Contact center of the Ukrainian Judiciary 044 207-35-46
ABOUT THE SUPREME COURT
FOR CITIZENS
ACTIVITY
PRESS-CENTER
The fact that a child lives abroad (regardless of the fact whether the child has been taken abroad before filing a lawsuit to determine the place of residence or after) shall not affect the decision of Ukrainian courts as for the dispute on the residence place determination.
The child’s return to Ukraine is not a precondition for resolving the dispute between the parents regarding the determination of the child's place of residence. A child's residence abroad is not an independent reason for refusing a claim on determining the place of residence of such a child together with one of his/her parents in Ukraine.
Such conclusions regarding the application of legal norms have been made by the Joint Chamber of the Civil Cassation Court within the Supreme Court (SC CCC JC), ensuring the unity of case-law, in the case upon father's claim on determining a child's place of residence together with him.
While appealing to the court in September 2019 with a lawsuit, father of the child referred to the fact that the minor son had remained living with his mother and her family after the divorce. At the same time, at the moment of appealing to the court, son remained living with mother's family (great-grandmother) due to the fact that the mother had gone abroad and lived outside Ukraine. Since the defendant is not properly engaged in raising the child and lives outside Ukraine, it will be in the best interests of the child to determine the place of residence together with his father.
Later, after the minor son had gone to the Kingdom of Spain in August 2021, the defendant did not bring the child back to Ukraine.
The court of first instance satisfied the claim. Having taken into account the conclusion of the guardianship authority, the court considered that determining the place of residence of son together with his father would be in the best interests of the child.
While revoking this judgment and refusing to satisfy the claim, the appeal court took into account the fact that son had been living permanently with his mother and her family by August 2021, where the necessary social and domestic conditions and stable social ties had been established, he had communicated with his father periodically, and according to the child's statements given to the guardianship authority, son had expressed a desire only to see his father and spend his free time with him, and to live with his grandmother (at the time of preparation of the conclusion by the guardianship authority).
The SC CCC JC agreed with the opinions of the appeal court that the plaintiff had not provided sufficient evidence to confirm the need to determine the child's place of residence with his father in view of the interests of the child, which prevail over the interests and wishes of his parents, and also that in the conditions of martial law in Ukraine, it would be safer for the child to stay with his mother in the Kingdom of Spain.
However, in this case, in connection with the existence of different legal opinions of the cassation court, the SC CCC JC resolved the legal issue regarding the possibility of consideration of the dispute on the determination of the child's residence place by the court of the permanent residence state, if the child is abroad.
The SC CCC JC noted that according to Art. 16 of the Convention on the Civil Legal Aspects of International Child Abduction (hereinafter referred to as the Hague Convention of 1980) after receiving notice of a wrongful removal or retention of a child in the sense of Article 3, the judicial or administrative authorities of the Contracting State to which the child has been removed or in which it has been retained shall not decide on the merits of rights of custody until it has been determined that the child is not to be returned under this Convention or unless an application under this Convention is not lodged within a reasonable time following receipt of the notice.
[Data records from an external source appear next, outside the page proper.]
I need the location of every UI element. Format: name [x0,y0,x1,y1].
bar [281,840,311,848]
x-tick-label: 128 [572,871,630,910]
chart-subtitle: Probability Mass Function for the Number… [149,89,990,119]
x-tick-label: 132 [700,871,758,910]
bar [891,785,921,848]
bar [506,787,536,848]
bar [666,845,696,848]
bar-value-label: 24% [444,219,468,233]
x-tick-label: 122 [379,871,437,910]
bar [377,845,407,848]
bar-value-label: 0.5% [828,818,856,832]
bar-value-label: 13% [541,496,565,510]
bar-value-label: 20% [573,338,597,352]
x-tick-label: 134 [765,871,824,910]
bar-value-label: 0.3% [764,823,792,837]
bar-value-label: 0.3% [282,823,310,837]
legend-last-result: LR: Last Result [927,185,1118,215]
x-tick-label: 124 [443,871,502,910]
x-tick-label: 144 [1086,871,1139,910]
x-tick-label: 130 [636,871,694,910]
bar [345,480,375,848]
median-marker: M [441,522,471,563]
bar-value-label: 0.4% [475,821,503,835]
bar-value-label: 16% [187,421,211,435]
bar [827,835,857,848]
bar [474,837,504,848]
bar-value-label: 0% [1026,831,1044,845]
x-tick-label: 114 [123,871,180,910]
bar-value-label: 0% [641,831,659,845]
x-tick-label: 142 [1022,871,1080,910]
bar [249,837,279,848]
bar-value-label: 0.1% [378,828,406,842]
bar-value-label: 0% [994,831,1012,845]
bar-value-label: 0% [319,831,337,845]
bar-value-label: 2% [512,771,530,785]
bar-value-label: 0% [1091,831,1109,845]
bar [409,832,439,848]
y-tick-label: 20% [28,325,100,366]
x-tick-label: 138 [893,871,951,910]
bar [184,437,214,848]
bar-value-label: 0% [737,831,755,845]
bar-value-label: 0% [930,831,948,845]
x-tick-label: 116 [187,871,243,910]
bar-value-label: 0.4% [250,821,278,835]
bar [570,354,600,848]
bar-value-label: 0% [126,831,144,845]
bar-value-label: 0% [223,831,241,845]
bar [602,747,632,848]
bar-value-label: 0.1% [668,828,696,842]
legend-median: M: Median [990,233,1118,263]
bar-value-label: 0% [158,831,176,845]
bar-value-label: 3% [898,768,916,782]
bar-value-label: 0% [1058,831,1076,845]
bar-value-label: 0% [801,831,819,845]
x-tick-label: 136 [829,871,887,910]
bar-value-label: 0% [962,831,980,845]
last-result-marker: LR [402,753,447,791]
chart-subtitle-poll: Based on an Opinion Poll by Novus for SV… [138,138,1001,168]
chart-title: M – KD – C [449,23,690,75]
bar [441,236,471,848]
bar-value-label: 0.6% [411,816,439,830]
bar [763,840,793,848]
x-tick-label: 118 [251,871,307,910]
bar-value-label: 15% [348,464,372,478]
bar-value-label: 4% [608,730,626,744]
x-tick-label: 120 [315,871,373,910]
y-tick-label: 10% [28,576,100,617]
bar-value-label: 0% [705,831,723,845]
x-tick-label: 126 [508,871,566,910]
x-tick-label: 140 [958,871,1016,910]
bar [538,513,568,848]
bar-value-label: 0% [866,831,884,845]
This norm limits the jurisdiction exclusively of bodies of the state, to the territory of which the child has been moved, and not to the state from which the child has been moved.
According to Art. 19 of the Hague Convention of 1980 a decision under this Convention concerning the return of the child shall not be taken to be a determination on the merits of any custody issue.
At the same time, the current legislation of Ukraine does not provide for the mandatory condition that the child's stay outside of Ukraine is a reason for refusing to satisfy the claim on the determination of the residence place on this basis only, which was noted in the cassation appeal with reference to another judgment of the Civil Cassation Court within the Supreme Court.
Besides, taking into account the provisions of international treaties regarding the preservation of the jurisdiction of Ukrainian courts in matters of parental responsibility, it is obvious that the case of determining the child's place of residence may be resolved by national courts.
Therefore, the circumstance of the child's residence abroad (regardless of whether the child has been taken abroad before filing a lawsuit to determine the place of residence or after) shall not affect the decision of Ukrainian courts regarding the dispute on the determination of his/her residence place.
A child's residence abroad is not an independent reason for refusing a claim on determining the place of residence of such a child together with one of the parents in Ukraine, and the fact of the child's return to Ukraine is not a precondition for resolving a dispute between parents on the determination of such a child’s residence place.